Photo: Anthems of Resistance.
A celebration of progressive Urdu
poetry by Ali Husain Mir and Raza Mir
Roli Books, 2006
Photo: Anthems of Resistance. A celebration of progressive Urdu poetry by Ali Husain Mir and Raza Mir Roli Books, 2006

Don’t let the light go out

In 1981, the cinema theatre near my home in Calcutta became a mehfil-e-mushaira. At the end of each show, majnoohs walked out of the darkness humming tunes and reciting ghazals. Muzaffar Ali's Umrao Jaan allowed non-Urdu speakers to revel in the richness of Urdu culture, which most of us non-Muslims saw as exotic and attractive, yet distant. (Muslim culture would be further rendered exotic in 1982 in two films, Nikaah and Deedar-e-yaar.) These are all films of decline, where a supposedly homogenous Muslim culture is rife with problems – some easy to overcome (divorce rates), and others intractable (the demise of the kotha culture). The elegance of the language thrilled many urbane Indians, who enjoyed the patois but felt uncomfortable with the working-class and rural sections that actually spoke it.

As Ali's movie thrilled, Biharsharif burned. The local Rashtriya Swayamsevak Sangh chapter provoked a major fight over cemetery land, the first confrontation since 1945. The riot that ensued left many dead, and inaugurated a new dynamic in Indian politics. In the mid-1980s, 60 riots shook the small towns and cities of Uttar Pradesh. Late in that decade, in 1987, Ramanand Sagar's Ramayana (written by Rahi Masoom Raza) entered the homes of millions of people. All this prepared the terrain for the rise of Hindutva, and for the mayhem of the 1990s.

Umrao Jaan's lyricist Shahryar anticipated this evolution, as the courtesan travels to Faridabad, the town that neighbours Ayodhya, and sings, "Yeh kya jageh hai, doston." What kind of place is this, friends?

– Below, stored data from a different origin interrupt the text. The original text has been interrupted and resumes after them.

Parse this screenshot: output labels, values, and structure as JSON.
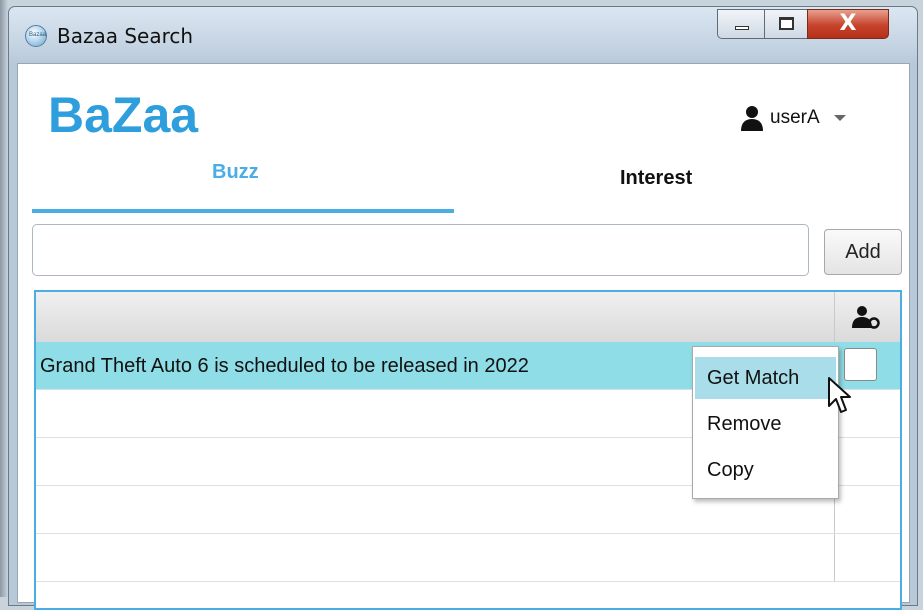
{
  "window": {
    "title": "Bazaa Search",
    "icon_text": "Bazaa",
    "close_glyph": "X"
  },
  "header": {
    "logo": "BaZaa",
    "user_name": "userA"
  },
  "tabs": [
    {
      "label": "Buzz",
      "active": true
    },
    {
      "label": "Interest",
      "active": false
    }
  ],
  "search": {
    "value": "",
    "placeholder": "",
    "add_label": "Add"
  },
  "table": {
    "header_icon": "user-gear-icon",
    "rows": [
      {
        "text": "Grand Theft Auto 6 is scheduled to be released in 2022",
        "selected": true
      },
      {
        "text": ""
      },
      {
        "text": ""
      },
      {
        "text": ""
      },
      {
        "text": ""
      }
    ]
  },
  "context_menu": {
    "items": [
      {
        "label": "Get Match",
        "highlighted": true
      },
      {
        "label": "Remove"
      },
      {
        "label": "Copy"
      }
    ]
  },
  "colors": {
    "accent": "#4aaee4",
    "logo": "#2e9fdc",
    "selected_row": "#8fdde6",
    "menu_highlight": "#a8dde9"
  }
}
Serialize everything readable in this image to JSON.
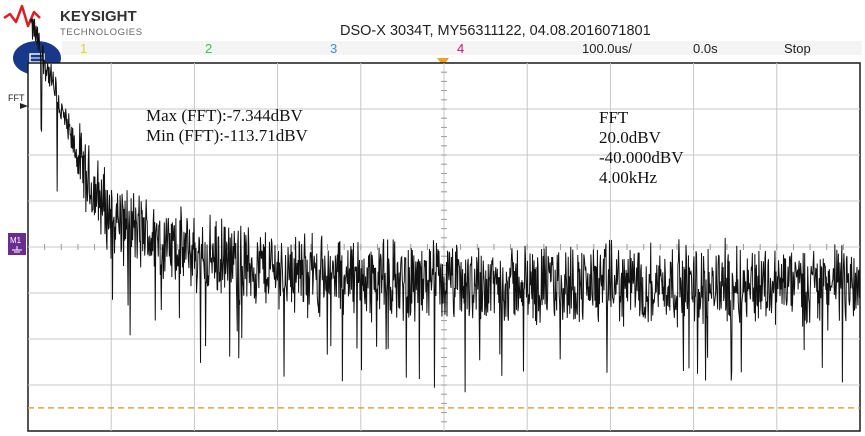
{
  "brand": {
    "name": "KEYSIGHT",
    "subtitle": "TECHNOLOGIES",
    "logo_color": "#e31b23"
  },
  "header": {
    "instrument": "DSO-X 3034T, MY56311122, 04.08.2016071801",
    "channels": [
      {
        "label": "1",
        "color": "#e8d51a"
      },
      {
        "label": "2",
        "color": "#2ecc40"
      },
      {
        "label": "3",
        "color": "#3a8fd9"
      },
      {
        "label": "4",
        "color": "#c2187a"
      }
    ],
    "timebase": "100.0us/",
    "delay": "0.0s",
    "run_state": "Stop"
  },
  "markers": {
    "fft_marker": "FFT",
    "math_marker": "M1"
  },
  "measurements": {
    "max": "Max (FFT):-7.344dBV",
    "min": "Min (FFT):-113.71dBV"
  },
  "fft_info": {
    "title": "FFT",
    "scale": "20.0dBV",
    "offset": "-40.000dBV",
    "span": "4.00kHz"
  },
  "colors": {
    "grid": "#c8c8c8",
    "trace": "#111111",
    "threshold": "#e8a33a",
    "trigger": "#f0a020",
    "math": "#6a2c91"
  },
  "chart_data": {
    "type": "line",
    "series": [
      {
        "values": [
          -8,
          -30,
          -52,
          -62,
          -66,
          -70,
          -72,
          -74,
          -75,
          -76,
          -77,
          -78,
          -78,
          -79,
          -79,
          -80,
          -80,
          -80,
          -80,
          -80,
          -80,
          -80,
          -80,
          -80,
          -80,
          -80,
          -80,
          -80,
          -80,
          -80,
          -80
        ]
      }
    ],
    "ylim": [
      -120,
      -20
    ],
    "threshold_level": -113.71,
    "grid": true
  }
}
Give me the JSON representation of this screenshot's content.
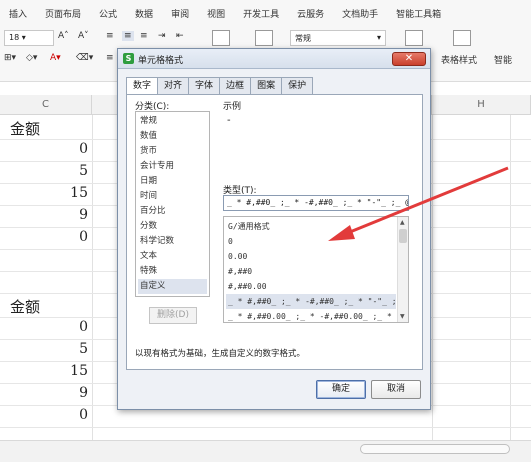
{
  "menubar": {
    "tabs": [
      "插入",
      "页面布局",
      "公式",
      "数据",
      "审阅",
      "视图",
      "开发工具",
      "云服务",
      "文档助手",
      "智能工具箱"
    ]
  },
  "ribbon": {
    "font_size": "18",
    "number_format": "常规",
    "table_style_label": "表格样式",
    "smart_label": "智能"
  },
  "sheet": {
    "col_c": "C",
    "col_h": "H",
    "header1": "金额",
    "header2": "金额",
    "values1": [
      "0",
      "5",
      "15",
      "9",
      "0"
    ],
    "values2": [
      "0",
      "5",
      "15",
      "9",
      "0"
    ]
  },
  "dialog": {
    "title": "单元格格式",
    "close_label": "✕",
    "tabs": [
      "数字",
      "对齐",
      "字体",
      "边框",
      "图案",
      "保护"
    ],
    "active_tab": "数字",
    "category_label": "分类(C):",
    "categories": [
      "常规",
      "数值",
      "货币",
      "会计专用",
      "日期",
      "时间",
      "百分比",
      "分数",
      "科学记数",
      "文本",
      "特殊",
      "自定义"
    ],
    "selected_category": "自定义",
    "sample_label": "示例",
    "sample_value": "-",
    "type_label": "类型(T):",
    "type_value": "_ * #,##0_ ;_ * -#,##0_ ;_ * \"-\"_ ;_ @_",
    "type_list": [
      "G/通用格式",
      "0",
      "0.00",
      "#,##0",
      "#,##0.00",
      "_ * #,##0_ ;_ * -#,##0_ ;_ * \"-\"_ ;_ @_",
      "_ * #,##0.00_ ;_ * -#,##0.00_ ;_ * \"-\"??_ ;_ @_"
    ],
    "selected_type_index": 5,
    "delete_button": "删除(D)",
    "description": "以现有格式为基础，生成自定义的数字格式。",
    "ok_button": "确定",
    "cancel_button": "取消"
  },
  "colors": {
    "accent_red": "#e23b3b",
    "selection": "#dde3ee"
  }
}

With Anthems of Resistance, Ali Husain Mir and Raza Mir, two brothers hailing from Hyderabad, in the Deccan, come bearing a substantial gift. Archaeologists of a lost sensibility, they tear the wild foliage of communal hatred aside and take us to a promised land: this is not freedom itself, but the articulation of revolution by a generation of poets. The story begins in 1934, at a Chinese restaurant in London, where some of the greatest artists of the day met to found the Progressive Writers' Association (PWA). Their unabashedly modernist manifesto called upon artists to "rescue literature and other arts from the priestly, academic and decadent classes in whose hands they have degenerated so long; to bring the arts into the closest touch with the people; and to make them the vital organs which will register the actualities of life, as well as lead us to the future."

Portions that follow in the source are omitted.